USD/JPY
The USD/JPY pair fell slightly during the course of the day on Friday, but quite frankly I don’t have any interest in selling this pair. I believe that the Bank of Japan is going to continue to monitor this pair, and quite frankly will probably draw a bit of a “line in the sand” near the 100 handle. I believe that if we get below that level for any significant amount of time, the Bank of Japan will intervene. With that, this is essentially a “buy only” pair, but we don’t have the signal to do so quite yet.
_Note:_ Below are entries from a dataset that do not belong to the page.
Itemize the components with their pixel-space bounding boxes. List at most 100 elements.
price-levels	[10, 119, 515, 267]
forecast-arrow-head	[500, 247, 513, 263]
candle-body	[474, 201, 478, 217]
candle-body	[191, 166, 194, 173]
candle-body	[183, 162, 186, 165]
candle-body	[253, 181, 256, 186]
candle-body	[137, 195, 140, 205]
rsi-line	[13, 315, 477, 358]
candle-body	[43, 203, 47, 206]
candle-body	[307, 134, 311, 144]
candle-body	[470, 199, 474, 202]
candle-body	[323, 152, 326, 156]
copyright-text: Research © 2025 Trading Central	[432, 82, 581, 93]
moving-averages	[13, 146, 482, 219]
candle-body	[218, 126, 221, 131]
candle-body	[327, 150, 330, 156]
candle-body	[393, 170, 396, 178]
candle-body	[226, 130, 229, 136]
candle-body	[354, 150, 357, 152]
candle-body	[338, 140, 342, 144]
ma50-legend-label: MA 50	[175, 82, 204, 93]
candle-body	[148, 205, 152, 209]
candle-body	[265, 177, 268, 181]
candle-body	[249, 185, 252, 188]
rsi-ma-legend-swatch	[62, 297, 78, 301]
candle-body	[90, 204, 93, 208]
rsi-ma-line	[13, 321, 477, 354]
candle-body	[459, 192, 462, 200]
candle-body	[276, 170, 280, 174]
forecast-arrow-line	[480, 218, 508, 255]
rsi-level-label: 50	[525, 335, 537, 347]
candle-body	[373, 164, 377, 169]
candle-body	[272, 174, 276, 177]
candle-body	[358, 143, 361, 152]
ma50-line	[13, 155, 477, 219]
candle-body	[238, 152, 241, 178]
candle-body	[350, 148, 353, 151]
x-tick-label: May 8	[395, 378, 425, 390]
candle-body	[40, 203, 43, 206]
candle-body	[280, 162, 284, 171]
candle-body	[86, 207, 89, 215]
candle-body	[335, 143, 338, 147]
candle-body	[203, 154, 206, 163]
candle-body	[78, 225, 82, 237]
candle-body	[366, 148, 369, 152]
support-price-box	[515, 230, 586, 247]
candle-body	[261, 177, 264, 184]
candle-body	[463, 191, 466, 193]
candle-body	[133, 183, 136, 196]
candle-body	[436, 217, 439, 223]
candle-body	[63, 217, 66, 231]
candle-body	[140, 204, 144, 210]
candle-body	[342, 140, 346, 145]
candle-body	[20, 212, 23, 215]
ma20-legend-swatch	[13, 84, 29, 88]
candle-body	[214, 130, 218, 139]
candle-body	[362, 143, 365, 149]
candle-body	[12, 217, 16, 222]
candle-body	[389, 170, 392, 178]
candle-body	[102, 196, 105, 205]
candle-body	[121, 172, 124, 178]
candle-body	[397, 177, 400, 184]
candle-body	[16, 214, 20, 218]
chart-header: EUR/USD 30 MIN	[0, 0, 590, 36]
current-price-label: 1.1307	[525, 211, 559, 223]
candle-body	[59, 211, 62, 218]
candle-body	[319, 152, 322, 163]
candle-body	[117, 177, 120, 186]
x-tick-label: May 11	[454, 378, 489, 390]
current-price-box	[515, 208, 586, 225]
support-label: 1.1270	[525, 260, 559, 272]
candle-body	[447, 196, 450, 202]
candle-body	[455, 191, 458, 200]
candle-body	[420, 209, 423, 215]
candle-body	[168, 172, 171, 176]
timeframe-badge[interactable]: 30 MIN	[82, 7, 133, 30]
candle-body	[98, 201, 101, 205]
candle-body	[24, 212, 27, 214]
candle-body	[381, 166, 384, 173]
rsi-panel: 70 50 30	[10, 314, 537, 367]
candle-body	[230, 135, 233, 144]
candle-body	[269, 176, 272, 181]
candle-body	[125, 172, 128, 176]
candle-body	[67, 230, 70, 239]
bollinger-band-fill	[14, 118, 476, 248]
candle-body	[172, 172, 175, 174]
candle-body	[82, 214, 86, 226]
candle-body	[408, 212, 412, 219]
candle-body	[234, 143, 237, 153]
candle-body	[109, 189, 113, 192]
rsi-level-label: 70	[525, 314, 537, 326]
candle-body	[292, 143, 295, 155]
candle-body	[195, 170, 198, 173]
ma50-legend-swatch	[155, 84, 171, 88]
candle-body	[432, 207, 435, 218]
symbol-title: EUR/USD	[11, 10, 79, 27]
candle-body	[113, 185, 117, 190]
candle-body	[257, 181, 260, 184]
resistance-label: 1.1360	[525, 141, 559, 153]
I think that you can’t buy this pair, but you have to treat it as an investment and not a trade. It will be a lot of volatility, and quite frankly there’s a lot of concerns as to the fact that this pair seems to be very sensitive to risk appetite. So having said that, I would keep small positions in play if you feel the need to go long.
AUD/USD
The AUD/USD pair rallied during the day on Friday, slamming into the 0.75 handle. This is a large, round, psychologically significant number that should attract a lot of attention, and as a result I believe that traders will more than likely take quite a bit of attention. However, I do see a massive shooting star from last week that I think will continue to offer a bit of resistance so having said that I expect a lot of choppy action in this general vicinity. The 0.75 level has been significant historically anyway, so I think it’s only a matter of time before traders get involved.
At this point, I suspect we will get a lot of back and forth type of volatility and a clear trade probably won’t be found right away. I will of course continue to monitor this pair, and I am very cognizant of the fact that gold going higher and that can drive the Aussie higher as well.